Underneath it all, a disquieting enmity remains. The city’s stalwart inhabitants will never forget or forgive the economic devastation wrought by people who selfishly prioritized their own safety over the needs of employers, their investors, and their REIT portfolios.
RTOmmmm
The many wellness benefits of RTO (“Reduce The Onanism”) are soon to be enjoyed by millions. Workers arrive at the office in a state of fresh psychic calm, soothed by a peaceful, meditative 75-minute commute. Transit travelers have resumed curious eavesdropping on conversations shouted into the iPhones on the quiet car.
Investors eagerly await the skyrocketing productivity sure to result from RTO. Science from trusted sources on the internet proves that innovation and collaboration are boosted when we’re inhabiting the same filthy, fetid, crowded spaces. Inspired by this insight, RTO CEOs are quietly and quickly repatriating the millions of high-tech jobs they sent overseas just a few short years ago.
The inclusivity of our CEOs is proudly on display. Corporate America has finally paired up with government to solve the seemly-intractable problem of immigration reform. They’ll close the utterly embarrassing backlog of potential new American workers, and reform the inexplicably humiliating guest worker program.
New policies prioritize the dignity of all workers on American soil, regardless of their country of origin. In a startling act of obvious and urgent necessity, President Biden announced that laid off H1-B visa holders will no longer face deportation.

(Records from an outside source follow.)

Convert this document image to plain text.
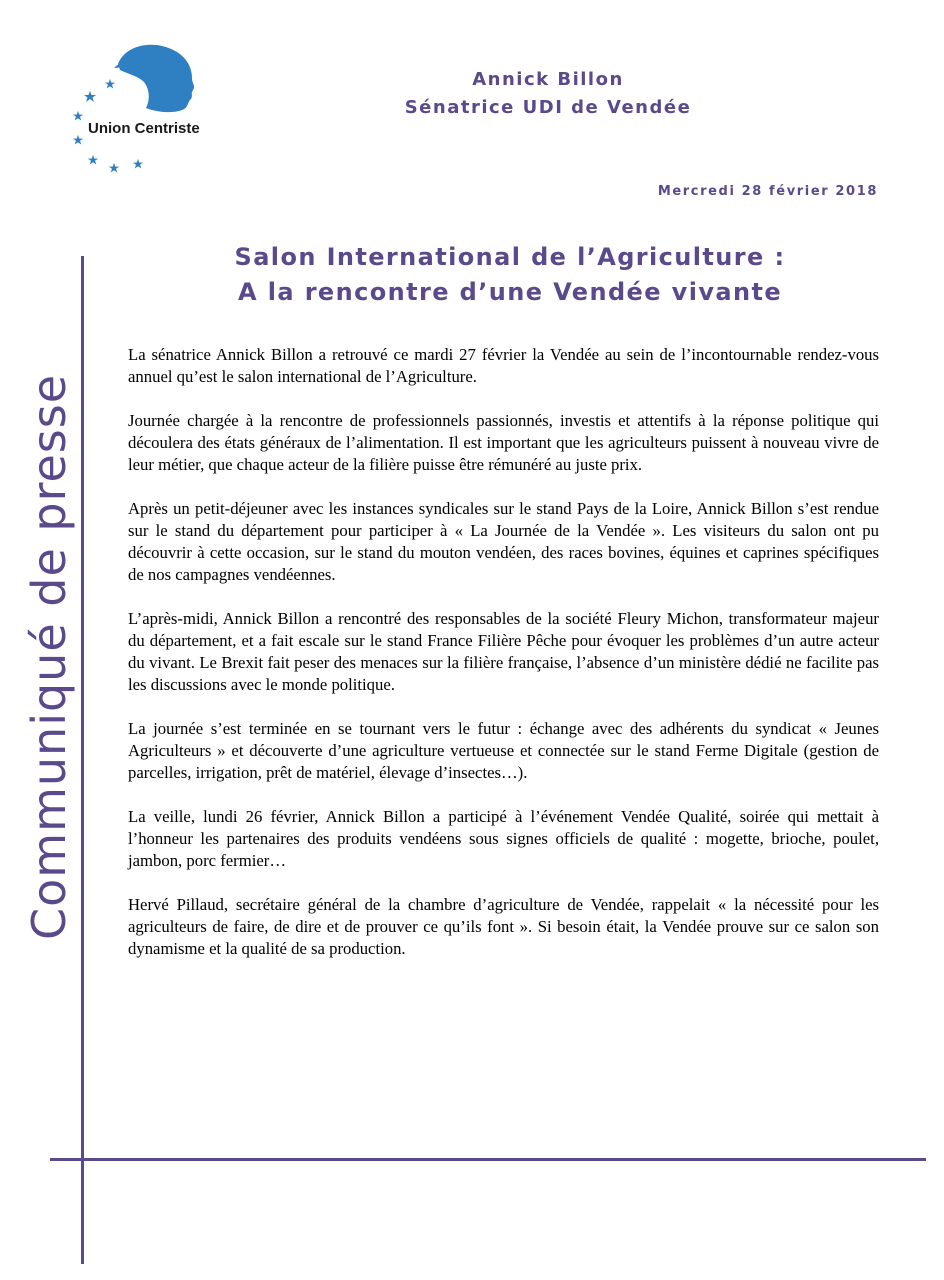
Union Centriste
Annick Billon
Sénatrice UDI de Vendée
Mercredi 28 février 2018
Salon International de l’Agriculture :
A la rencontre d’une Vendée vivante
Communiqué de presse

La sénatrice Annick Billon a retrouvé ce mardi 27 février la Vendée au sein de l’incontournable rendez-vous annuel qu’est le salon international de l’Agriculture.

Journée chargée à la rencontre de professionnels passionnés, investis et attentifs à la réponse politique qui découlera des états généraux de l’alimentation. Il est important que les agriculteurs puissent à nouveau vivre de leur métier, que chaque acteur de la filière puisse être rémunéré au juste prix.

Après un petit-déjeuner avec les instances syndicales sur le stand Pays de la Loire, Annick Billon s’est rendue sur le stand du département pour participer à « La Journée de la Vendée ». Les visiteurs du salon ont pu découvrir à cette occasion, sur le stand du mouton vendéen, des races bovines, équines et caprines spécifiques de nos campagnes vendéennes.

L’après-midi, Annick Billon a rencontré des responsables de la société Fleury Michon, transformateur majeur du département, et a fait escale sur le stand France Filière Pêche pour évoquer les problèmes d’un autre acteur du vivant. Le Brexit fait peser des menaces sur la filière française, l’absence d’un ministère dédié ne facilite pas les discussions avec le monde politique.

La journée s’est terminée en se tournant vers le futur : échange avec des adhérents du syndicat « Jeunes Agriculteurs » et découverte d’une agriculture vertueuse et connectée sur le stand Ferme Digitale (gestion de parcelles, irrigation, prêt de matériel, élevage d’insectes…).

La veille, lundi 26 février, Annick Billon a participé à l’événement Vendée Qualité, soirée qui mettait à l’honneur les partenaires des produits vendéens sous signes officiels de qualité : mogette, brioche, poulet, jambon, porc fermier…

Hervé Pillaud, secrétaire général de la chambre d’agriculture de Vendée, rappelait « la nécessité pour les agriculteurs de faire, de dire et de prouver ce qu’ils font ». Si besoin était, la Vendée prouve sur ce salon son dynamisme et la qualité de sa production.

Long Covid has been cured, a truly great relief to the 65 Million people who have been told that they have a disease and also that it does not exist. Well, not exactly “cured.” Scientists have found that the vast majority of with Long Covid have already had it for so long, old age will probably kill them before they find a cure. Instead they’re heralding a promising new therapy, which involves taking two Centrum, pulling your pants up to your navel, and going for a walk.
Everybody knows that you can’t trust the science, since it disagrees with itself half the time. Let’s just stick to the facts. Since everything was horrible during the pandemic, our priority now is getting everything back to how it was before. Back then, everything was great. For CEOs.
Ready Trusty One-hitter
The next great epidemic is, of course, already upon us. According to analysts at federal agency NPR (National Podcast Radio) an epidemic of loneliness is sweeping the nation.
Ok, I will admit that this sounds a bit like something made up by a CEO in order to get us back to work. But it also suggests something that I desperately want to believe, which is that we are still capable of feeling anything at all.
Perhaps not. According to Vox Media, the internet’s Teen Vogue, it’s going to kill us all (the loneliness, not Teen Vogue:
A new report from the Surgeon General says that social isolation’s effects on mortality are equivalent to smoking up to 15 cigarettes every day.
This is ridiculous! If social isolation and heavy smoking were so dangerous, I’d have been dead at 28, along with every other writer in America. Now they’re saying it’s bad for us? Thanks, Joe Biden!
The real masterstroke of the current administration was legalizing weed right before RTO (“Reefer to Office”) went down, ensuring those who do come back to work reluctantly will at least be as high as fuck.
You know what? Maybe returning to the office isn’t so bad after all. How about you all get in there and find out. Let me know how it goes.
I’ll be here catching up on Teen Vogue.